The CLEVELAND FOREIGN CONSULAR CORPS, formed in 1925, is a group of men and women selected by various foreign governments to serve as nonpolitical representatives of international diplomacy between the country they represent and the U.S.--particularly the Cleveland area. Such individuals may be either honorary consuls, who are usually American citizens (sometimes descended from natives of the country they serve), or career consuls, who are citizens of the countries they represent and who are paid by those countries for their full-time service. Both groups essentially have similar duties and responsibilities, including promoting and maintaining good relations between countries; furthering business and cultural bonds; stimulating and expanding trade and tourism; providing information about investment opportunities; aiding nationals living (or visiting) in the area; legalizing documents such as visas and passports; settling estates; providing information for students in area schools and colleges; and answering inquiries from the populace of the city.
Some of the earliest consulates in Cleveland included Adolph Rettburg, consul for Germany (1866); Laurentius Ludwig Malm, vice-consul for Norway and Sweden (1895); Wm. Secher, vice-consul for Denmark (1897); and Dr. Nicola Cerri, consular agent for Italy (1900). On 13 Jan 1925, the consuls formed the Consular Corps of Cleveland under the leadership of Dr. Cerri, who served from 1900-26 and who was known as dean of the Consular Corps. The original group included consuls for Austria, Belgium, the United Kingdom, Czechoslovakia, France, Germany, Greece, Hungary, Romania, Sweden, and Italy. In 1935 16 nations maintained consulates in Cleveland. During World War II, several consulates in Cleveland were closed by the U.S. government or by their own country; others had relations with governments in exile. Following the war some of them reopened and in 1968 23 consulates were in Cleveland.
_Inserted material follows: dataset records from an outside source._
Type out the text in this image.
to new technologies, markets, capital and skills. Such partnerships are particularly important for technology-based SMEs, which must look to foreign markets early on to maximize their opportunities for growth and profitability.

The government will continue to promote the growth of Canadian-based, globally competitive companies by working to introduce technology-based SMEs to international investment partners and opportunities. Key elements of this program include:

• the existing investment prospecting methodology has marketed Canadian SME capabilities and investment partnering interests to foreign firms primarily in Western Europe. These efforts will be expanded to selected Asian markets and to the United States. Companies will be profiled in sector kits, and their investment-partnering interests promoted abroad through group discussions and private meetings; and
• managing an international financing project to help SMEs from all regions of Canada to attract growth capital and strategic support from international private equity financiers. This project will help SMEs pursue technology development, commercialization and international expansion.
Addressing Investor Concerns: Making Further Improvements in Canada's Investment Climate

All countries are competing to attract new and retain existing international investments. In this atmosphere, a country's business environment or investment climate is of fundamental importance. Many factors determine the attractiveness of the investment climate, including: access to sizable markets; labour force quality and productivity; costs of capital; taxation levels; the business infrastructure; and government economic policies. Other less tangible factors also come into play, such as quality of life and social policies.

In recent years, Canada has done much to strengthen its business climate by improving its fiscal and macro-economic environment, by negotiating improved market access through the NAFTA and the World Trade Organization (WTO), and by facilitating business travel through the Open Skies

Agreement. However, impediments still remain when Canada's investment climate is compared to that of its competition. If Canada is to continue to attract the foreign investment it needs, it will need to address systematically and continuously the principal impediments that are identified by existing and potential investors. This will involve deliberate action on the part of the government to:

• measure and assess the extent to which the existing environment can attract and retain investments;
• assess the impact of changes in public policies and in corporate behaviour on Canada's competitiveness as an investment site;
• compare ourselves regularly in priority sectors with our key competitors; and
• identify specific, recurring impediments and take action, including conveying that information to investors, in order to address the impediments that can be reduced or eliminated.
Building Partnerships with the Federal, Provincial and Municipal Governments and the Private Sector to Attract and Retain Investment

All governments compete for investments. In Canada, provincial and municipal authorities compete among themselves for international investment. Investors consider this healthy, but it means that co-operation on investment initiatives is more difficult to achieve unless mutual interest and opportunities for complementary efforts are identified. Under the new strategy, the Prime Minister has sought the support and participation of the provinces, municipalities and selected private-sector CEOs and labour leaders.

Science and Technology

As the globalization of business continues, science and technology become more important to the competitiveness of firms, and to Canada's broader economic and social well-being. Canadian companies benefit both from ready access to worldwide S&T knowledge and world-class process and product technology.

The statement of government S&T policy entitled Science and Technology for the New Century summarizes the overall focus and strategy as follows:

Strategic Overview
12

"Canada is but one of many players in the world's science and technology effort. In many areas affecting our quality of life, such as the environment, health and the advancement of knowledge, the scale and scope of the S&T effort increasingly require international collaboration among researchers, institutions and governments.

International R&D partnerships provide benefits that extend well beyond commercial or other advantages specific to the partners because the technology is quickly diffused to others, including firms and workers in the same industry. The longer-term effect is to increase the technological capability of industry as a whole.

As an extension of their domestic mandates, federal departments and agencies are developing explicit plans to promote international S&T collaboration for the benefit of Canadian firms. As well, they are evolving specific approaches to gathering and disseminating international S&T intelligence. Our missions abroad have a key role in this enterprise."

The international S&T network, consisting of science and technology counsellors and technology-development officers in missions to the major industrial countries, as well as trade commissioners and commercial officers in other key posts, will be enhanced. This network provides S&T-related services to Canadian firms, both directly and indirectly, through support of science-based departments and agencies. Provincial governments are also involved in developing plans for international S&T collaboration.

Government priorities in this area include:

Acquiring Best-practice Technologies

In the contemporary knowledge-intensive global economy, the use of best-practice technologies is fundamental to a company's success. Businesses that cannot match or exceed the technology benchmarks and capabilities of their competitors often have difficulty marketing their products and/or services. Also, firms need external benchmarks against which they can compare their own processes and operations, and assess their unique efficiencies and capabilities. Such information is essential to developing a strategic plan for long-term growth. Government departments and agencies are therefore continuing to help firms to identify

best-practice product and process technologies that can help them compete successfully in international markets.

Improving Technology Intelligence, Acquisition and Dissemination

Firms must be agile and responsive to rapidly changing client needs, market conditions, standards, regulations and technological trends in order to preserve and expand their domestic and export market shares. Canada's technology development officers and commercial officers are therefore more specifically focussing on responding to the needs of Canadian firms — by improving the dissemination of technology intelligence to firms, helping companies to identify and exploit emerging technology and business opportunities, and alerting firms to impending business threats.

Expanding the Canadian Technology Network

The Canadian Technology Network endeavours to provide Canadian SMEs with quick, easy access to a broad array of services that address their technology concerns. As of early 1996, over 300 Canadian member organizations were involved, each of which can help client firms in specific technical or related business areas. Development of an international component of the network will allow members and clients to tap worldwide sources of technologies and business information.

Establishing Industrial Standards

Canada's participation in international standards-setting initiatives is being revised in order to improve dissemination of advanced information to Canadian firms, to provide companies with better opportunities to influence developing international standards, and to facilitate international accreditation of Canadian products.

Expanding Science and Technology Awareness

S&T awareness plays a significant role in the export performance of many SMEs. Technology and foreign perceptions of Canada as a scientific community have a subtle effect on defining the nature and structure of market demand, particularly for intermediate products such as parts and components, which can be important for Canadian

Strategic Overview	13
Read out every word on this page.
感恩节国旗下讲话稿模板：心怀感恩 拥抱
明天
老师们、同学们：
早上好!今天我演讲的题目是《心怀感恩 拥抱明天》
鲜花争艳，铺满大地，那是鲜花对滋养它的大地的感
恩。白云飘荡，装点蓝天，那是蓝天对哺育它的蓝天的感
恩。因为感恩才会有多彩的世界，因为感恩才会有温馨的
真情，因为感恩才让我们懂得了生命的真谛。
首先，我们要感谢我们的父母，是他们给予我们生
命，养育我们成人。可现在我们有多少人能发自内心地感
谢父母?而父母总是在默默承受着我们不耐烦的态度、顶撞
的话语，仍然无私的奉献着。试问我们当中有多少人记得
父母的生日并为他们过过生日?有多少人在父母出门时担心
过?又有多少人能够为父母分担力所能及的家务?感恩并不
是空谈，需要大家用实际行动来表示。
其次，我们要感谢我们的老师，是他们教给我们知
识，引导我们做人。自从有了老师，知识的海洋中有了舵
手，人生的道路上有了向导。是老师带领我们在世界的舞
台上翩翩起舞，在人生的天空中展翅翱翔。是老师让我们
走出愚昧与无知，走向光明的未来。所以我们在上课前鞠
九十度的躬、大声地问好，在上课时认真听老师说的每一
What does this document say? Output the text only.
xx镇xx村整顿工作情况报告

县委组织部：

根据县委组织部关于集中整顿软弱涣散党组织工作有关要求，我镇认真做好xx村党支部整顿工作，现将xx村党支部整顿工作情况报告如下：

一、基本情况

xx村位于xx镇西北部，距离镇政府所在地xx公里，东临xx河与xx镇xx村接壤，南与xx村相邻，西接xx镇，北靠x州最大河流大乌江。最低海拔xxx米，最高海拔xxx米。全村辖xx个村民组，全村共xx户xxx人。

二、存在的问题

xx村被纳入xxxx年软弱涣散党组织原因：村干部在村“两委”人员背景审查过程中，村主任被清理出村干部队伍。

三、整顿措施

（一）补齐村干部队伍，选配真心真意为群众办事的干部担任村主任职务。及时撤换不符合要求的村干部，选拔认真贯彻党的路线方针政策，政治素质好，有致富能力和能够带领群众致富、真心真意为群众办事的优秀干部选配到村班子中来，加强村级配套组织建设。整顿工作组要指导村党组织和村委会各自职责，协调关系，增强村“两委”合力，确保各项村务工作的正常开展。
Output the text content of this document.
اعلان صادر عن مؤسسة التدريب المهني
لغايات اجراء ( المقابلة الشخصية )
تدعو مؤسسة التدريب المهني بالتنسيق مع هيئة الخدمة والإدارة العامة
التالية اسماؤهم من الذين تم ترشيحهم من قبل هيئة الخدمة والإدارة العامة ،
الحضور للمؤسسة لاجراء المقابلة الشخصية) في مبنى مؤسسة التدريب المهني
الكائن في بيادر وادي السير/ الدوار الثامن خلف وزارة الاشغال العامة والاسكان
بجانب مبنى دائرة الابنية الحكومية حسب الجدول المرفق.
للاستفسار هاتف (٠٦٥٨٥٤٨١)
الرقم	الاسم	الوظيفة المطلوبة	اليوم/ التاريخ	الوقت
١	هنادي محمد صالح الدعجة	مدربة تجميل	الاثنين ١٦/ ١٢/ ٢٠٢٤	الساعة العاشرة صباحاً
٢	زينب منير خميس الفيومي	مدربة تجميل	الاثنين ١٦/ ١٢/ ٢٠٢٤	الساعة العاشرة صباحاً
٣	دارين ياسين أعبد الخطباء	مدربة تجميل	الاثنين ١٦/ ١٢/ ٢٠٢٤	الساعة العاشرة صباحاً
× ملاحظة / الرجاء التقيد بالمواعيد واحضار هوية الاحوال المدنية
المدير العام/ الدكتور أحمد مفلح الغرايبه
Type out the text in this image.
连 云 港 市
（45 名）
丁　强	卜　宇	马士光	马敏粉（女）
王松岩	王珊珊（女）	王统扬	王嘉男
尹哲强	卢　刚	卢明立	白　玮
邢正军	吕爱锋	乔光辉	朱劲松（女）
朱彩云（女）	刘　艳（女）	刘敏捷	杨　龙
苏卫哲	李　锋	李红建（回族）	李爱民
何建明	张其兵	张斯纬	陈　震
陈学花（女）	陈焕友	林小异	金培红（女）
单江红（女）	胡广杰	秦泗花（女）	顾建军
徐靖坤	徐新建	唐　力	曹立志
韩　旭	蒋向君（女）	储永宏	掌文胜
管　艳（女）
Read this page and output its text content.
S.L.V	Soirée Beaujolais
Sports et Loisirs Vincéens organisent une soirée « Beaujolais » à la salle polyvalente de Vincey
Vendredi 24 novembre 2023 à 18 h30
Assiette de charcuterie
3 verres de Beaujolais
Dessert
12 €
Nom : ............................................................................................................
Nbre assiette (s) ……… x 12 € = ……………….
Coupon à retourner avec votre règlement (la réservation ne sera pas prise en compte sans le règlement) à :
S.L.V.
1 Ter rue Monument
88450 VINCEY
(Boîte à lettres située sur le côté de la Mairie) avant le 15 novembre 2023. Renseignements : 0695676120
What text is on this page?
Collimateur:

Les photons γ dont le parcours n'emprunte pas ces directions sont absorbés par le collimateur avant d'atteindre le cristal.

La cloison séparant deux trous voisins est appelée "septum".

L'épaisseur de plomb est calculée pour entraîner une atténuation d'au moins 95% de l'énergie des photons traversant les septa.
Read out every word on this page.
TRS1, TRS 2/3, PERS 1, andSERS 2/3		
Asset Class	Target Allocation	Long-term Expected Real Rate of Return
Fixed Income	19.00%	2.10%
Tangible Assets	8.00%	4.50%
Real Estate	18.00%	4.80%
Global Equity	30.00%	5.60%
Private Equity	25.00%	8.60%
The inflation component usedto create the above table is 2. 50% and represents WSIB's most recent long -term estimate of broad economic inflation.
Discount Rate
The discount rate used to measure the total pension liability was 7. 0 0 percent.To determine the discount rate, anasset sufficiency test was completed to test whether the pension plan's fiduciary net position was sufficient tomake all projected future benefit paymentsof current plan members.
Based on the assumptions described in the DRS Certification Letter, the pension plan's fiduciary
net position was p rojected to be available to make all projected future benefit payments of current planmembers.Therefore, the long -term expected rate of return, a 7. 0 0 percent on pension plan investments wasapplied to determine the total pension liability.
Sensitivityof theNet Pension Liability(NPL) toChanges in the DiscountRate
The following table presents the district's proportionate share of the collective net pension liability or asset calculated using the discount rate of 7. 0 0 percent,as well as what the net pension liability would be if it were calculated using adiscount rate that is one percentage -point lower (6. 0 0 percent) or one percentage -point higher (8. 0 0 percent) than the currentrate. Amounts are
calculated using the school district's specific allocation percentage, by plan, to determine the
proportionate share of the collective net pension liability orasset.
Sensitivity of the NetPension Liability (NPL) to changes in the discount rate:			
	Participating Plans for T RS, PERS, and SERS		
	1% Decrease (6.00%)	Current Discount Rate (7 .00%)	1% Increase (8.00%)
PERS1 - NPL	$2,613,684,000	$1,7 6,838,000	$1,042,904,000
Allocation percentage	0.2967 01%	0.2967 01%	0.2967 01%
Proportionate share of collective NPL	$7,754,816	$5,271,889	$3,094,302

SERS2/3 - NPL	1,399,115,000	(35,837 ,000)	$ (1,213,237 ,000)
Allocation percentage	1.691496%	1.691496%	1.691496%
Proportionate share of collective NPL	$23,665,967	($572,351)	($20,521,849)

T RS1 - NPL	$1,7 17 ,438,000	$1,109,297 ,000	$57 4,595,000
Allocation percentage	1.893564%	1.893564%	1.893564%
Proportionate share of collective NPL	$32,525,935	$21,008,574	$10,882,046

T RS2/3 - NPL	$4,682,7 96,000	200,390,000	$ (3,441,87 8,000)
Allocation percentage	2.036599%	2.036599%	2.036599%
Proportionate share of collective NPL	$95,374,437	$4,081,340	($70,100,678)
In 1984 there were 3 career consulates general representing the United Kingdom, Canada, and the Socialist Federal Republic of Yugoslavia, and 22 honorary consulates representing Austria, Belgium, Colombia, Denmark, the Dominican Republic, Finland, France, the Federal Republic of Germany, the Republic of Haiti, Honduras, India, Italy, Japan, the Republic of Korea, the Grand Duchy of Luxembourg, the Royal Kingdom of Nepal, the Netherlands, Norway, Panama, Sweden, Switzerland, and the Republic of South Africa (closed in Aug. 1985). Consulates are located throughout the city; the consuls are responsible to their ambassadors in Washington, DC, via regional consulates general. The Consular Corps meets once a month to discuss items of common interest and to sustain the spirit of friendship that characterizes their work. The position of dean of the Consular Corps is determined by the consul who has served the longest in Cleveland.